Here we give a mathematical model for the assembly of heterochromatic regions at the heterochromatin-euchromatin interface in position effect variegation. This probabilistic model predicts the proportions of cells in which a gene is active in cells with one and two variegating chromosomes. The association of heterochromatic proteins to form remodeled chromatin following DNA replication is mainly described by accumulation independent conditional probabilities. These probabilities are conditional on the boundary of the sites to which the proteins can bind; they give the relative attractiveness of the sites to a protein complex chosen at random from a pool of available complexes. The number of complexes available is assumed to be limited and rates of reaction are implicitly modeled by the conditional probabilities. In general, these conditional probabilities are not known, however, they can be experimentally determined. By comparing double variegation situations to single variegation, this model shows that there may be an effect on the expression of reporter genes located near the interfaces due to different sites competing for heterochromatic proteins.
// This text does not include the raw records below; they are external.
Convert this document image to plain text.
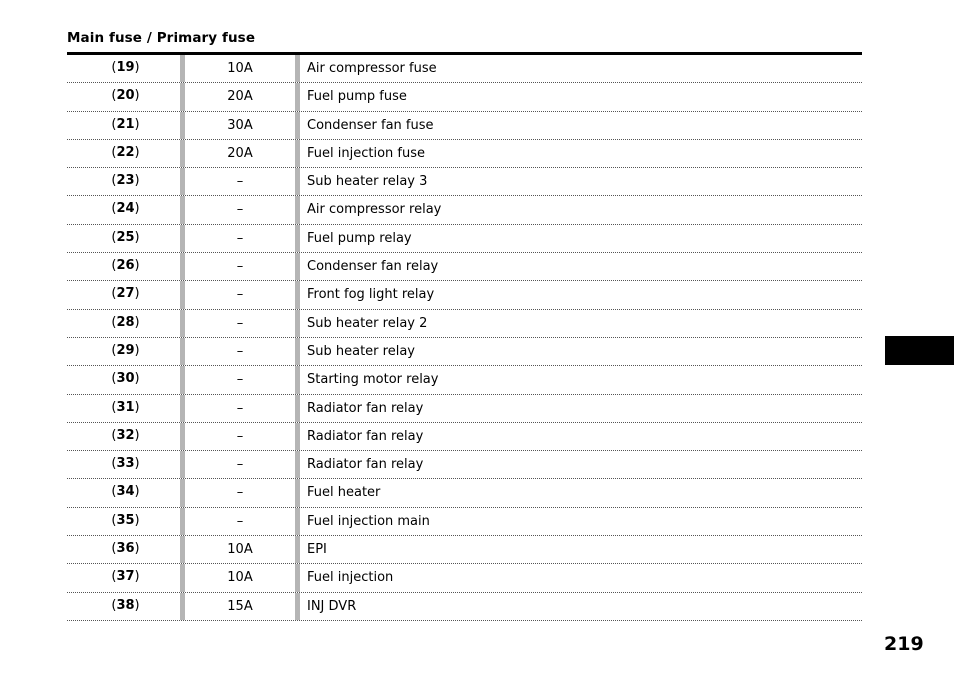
Main fuse / Primary fuse
(19)	10A	Air compressor fuse
(20)	20A	Fuel pump fuse
(21)	30A	Condenser fan fuse
(22)	20A	Fuel injection fuse
(23)	–	Sub heater relay 3
(24)	–	Air compressor relay
(25)	–	Fuel pump relay
(26)	–	Condenser fan relay
(27)	–	Front fog light relay
(28)	–	Sub heater relay 2
(29)	–	Sub heater relay
(30)	–	Starting motor relay
(31)	–	Radiator fan relay
(32)	–	Radiator fan relay
(33)	–	Radiator fan relay
(34)	–	Fuel heater
(35)	–	Fuel injection main
(36)	10A	EPI
(37)	10A	Fuel injection
(38)	15A	INJ DVR
219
In addition, this model suggests that in some cases the attractiveness of sites may change in the presence of other chemical species. Consequently, the model distinguishes between two sorts of data obtained from competition experiments using position effect variegation. The two sorts of data differ as to whether there is a change in the attractiveness of sites in addition to an effect from different sites competing for the same constituents of heterochromatin. Subject to the fact that some of its parameters are not known precisely, this model replicates data from several experiments and can give predictions in other cases.